Peruvian Anchovies are a big deal in the north.
It’s not surprising they are often caught as a delicacy in a South American market.
The only catch is the anchovy itself, which can sell for a few dollars a kilo.
But the meat is not what the Peruvians are concerned about.
They are worried about the harmful effects on the marine environment, and are using them to scare consumers.
“We’re worried about anchovies because they’re being eaten by a lot of people, particularly in the south, especially in Peru,” said José, a fisherman in the remote fishing village of Santa Pascua.
“They are used as a condiment in cooking.
The fish are being sold as a source of protein.”
There are several types of anchovies, but they’re most commonly referred to as “lacapu” or “laceratora.”
Lacapu are caught in shallow water, and often they’re caught in areas where anchovies are rare or even nonexistent.
Lacapucas are harvested in large groups.
Jose said that while they were only caught recently, he had seen dozens of fish in the past two weeks.
The Peruvian fishing community is very concerned about the effects anchovies have on the reef.
“The fish are very big, they can hold up to 15 kilograms [24 pounds],” said Jose, who is also the owner of a local fish-monger.
But the Peruans are not just concerned about anchovy. “
It’s like we’re taking these fish and we’re putting them in this heavy net, because they are very heavy and we can’t move them.”
But the Peruans are not just concerned about anchovy.
They’re also concerned about a number of other marine species.
In addition to anchovies and laceratoras, there are also pufferfish, shrimp, and other seafoods.
“Some of the shrimp are contaminated with anchovy blood,” said Jose.
“Because of that, it’s causing them to be sick.
We don’t know if it’s from the anchovies or the blood.”
In some cases, anchovies can be eaten raw, and sometimes even cooked.
But Jose said he’s not allowed to cook them, and that the fish is sometimes eaten without the flesh.
The seafood industry in Peru is so important to the people of the region, and they’re the ones that are suffering from the impacts anchovies pose to the environment.
“In some cases we’re selling them to restaurants,” he said.
“There are a lot more restaurants that are eating them because of the anchoring.”
The Peruvian government is aware of the risks of anchovy consumption.
A spokesman for the Perpós, a government agency, told ABC News that “pufferfish is a source fish of environmental concern because of its toxicity to the coral reef.”
The spokesman also noted that “in some regions, fish stocks are threatened due to anchovy contamination.”
But they also noted “it is possible that the effects on marine life due to the consumption of anchoises may be temporary.”
The spokesperson also said the Perumas government is working on a proposal to ban the consumption and sale of anchovie.
And they said that they hope to have a proposal ready by March 1.
The industry’s stance is not unique.
In Peru, there is a growing push to ban anchovies from the country.

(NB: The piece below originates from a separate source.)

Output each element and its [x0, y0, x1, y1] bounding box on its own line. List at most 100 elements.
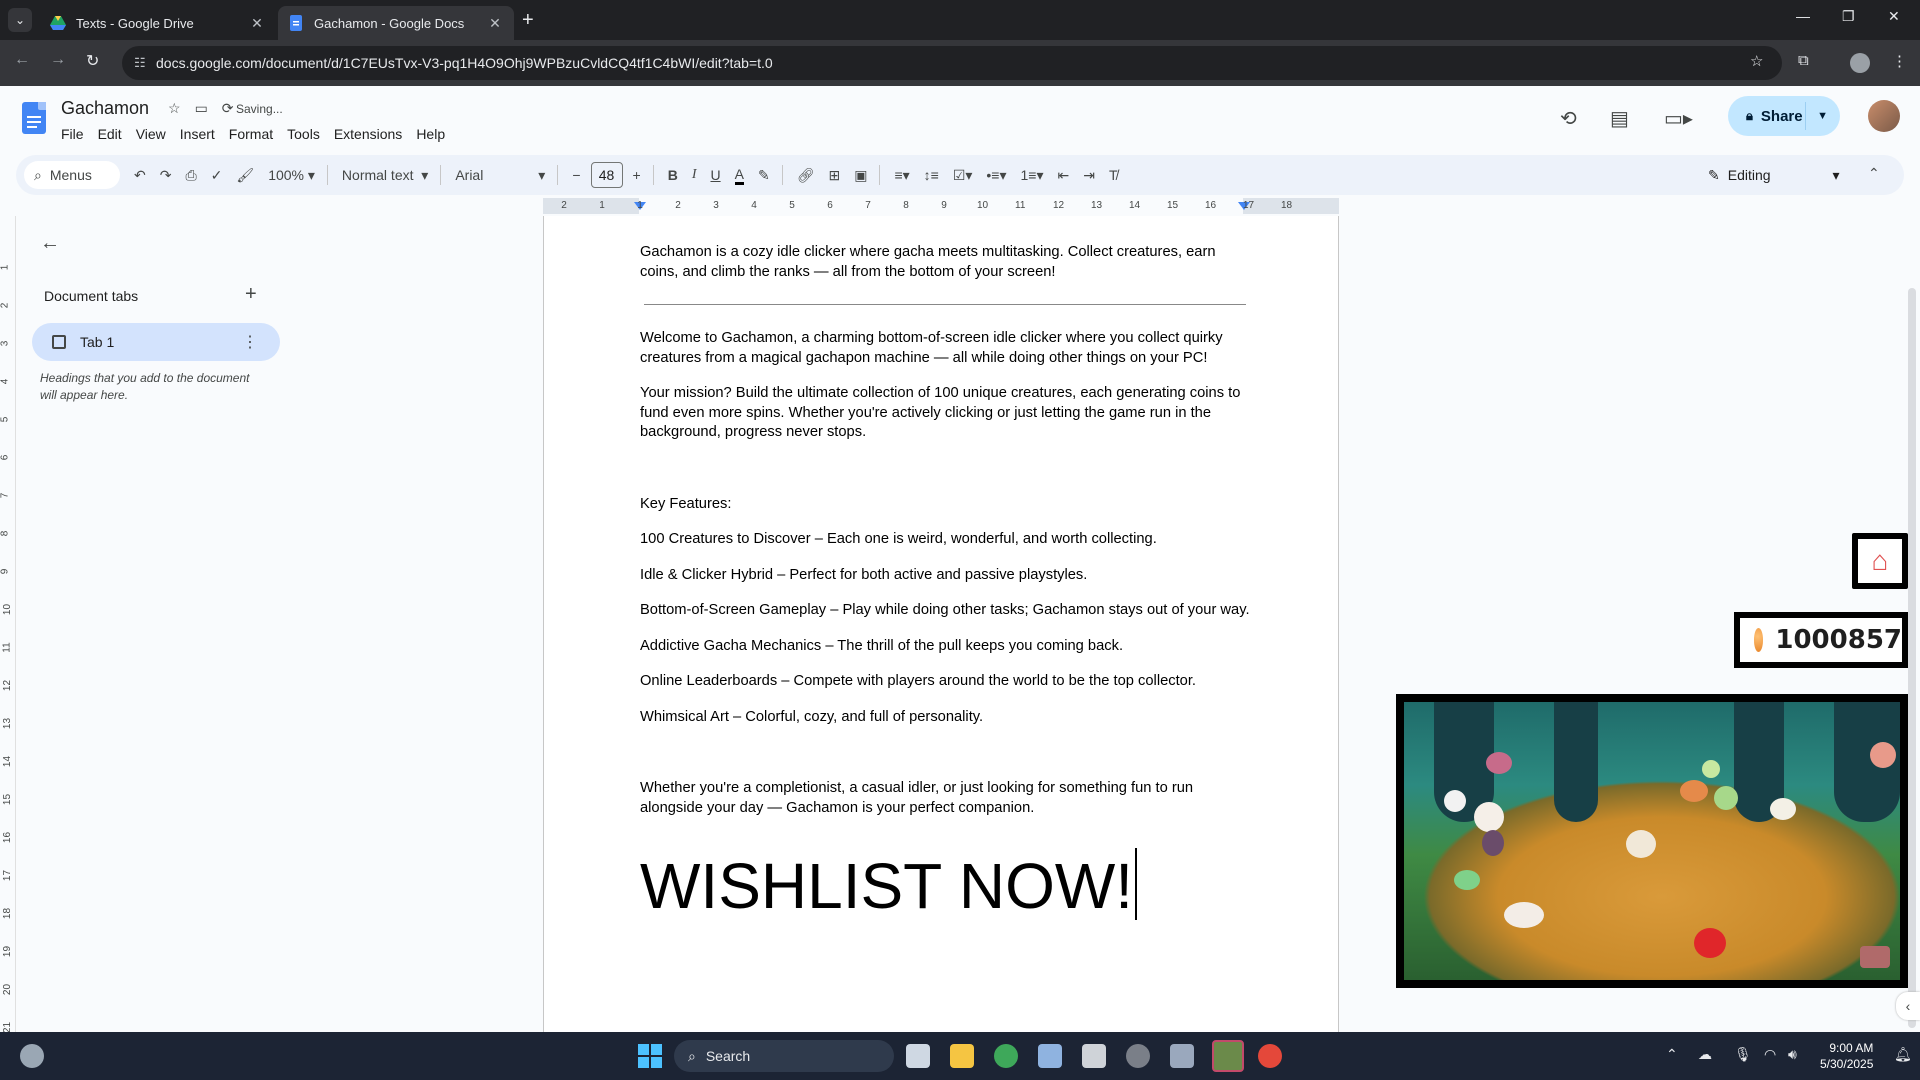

Last year, the government proposed a bill that would ban anchovy from the market by July 1, 2021.
The bill also calls for anchovies to be banned from the consumption by August 31, 2020.
In January, the Ministry of Food and Agriculture proposed a ban on anchovies in January 2021.
But many of the local fishermen who are concerned say the ban won’t do anything to stop the consumption.
“I’m worried because I know anchovies were in the ocean for thousands of years,” said one fisherman.
“What will happen when the anchovie goes into the ocean?”
“There is a lot that needs to be done.
There are many anchovies on the market and it is not possible to stop them from going into the oceans,” said another fisherman.
According to the Perú government, there’s no way to predict the effect the anchovets will have on marine species, and there’s little that they can do to control them.
It is still illegal to catch anchovies for the U.S. market, but according to the Department of Agriculture, there has been a rise in demand.
A spokesperson for the agency told ABC that there are more than 3,000 restaurants in the U, and about 70 percent of them have approved the use of anchoves.
“At this point, there aren’t any rules or regulations in place that specifically prohibit anchovies consumption,” said spokesperson Jennifer Tompkins.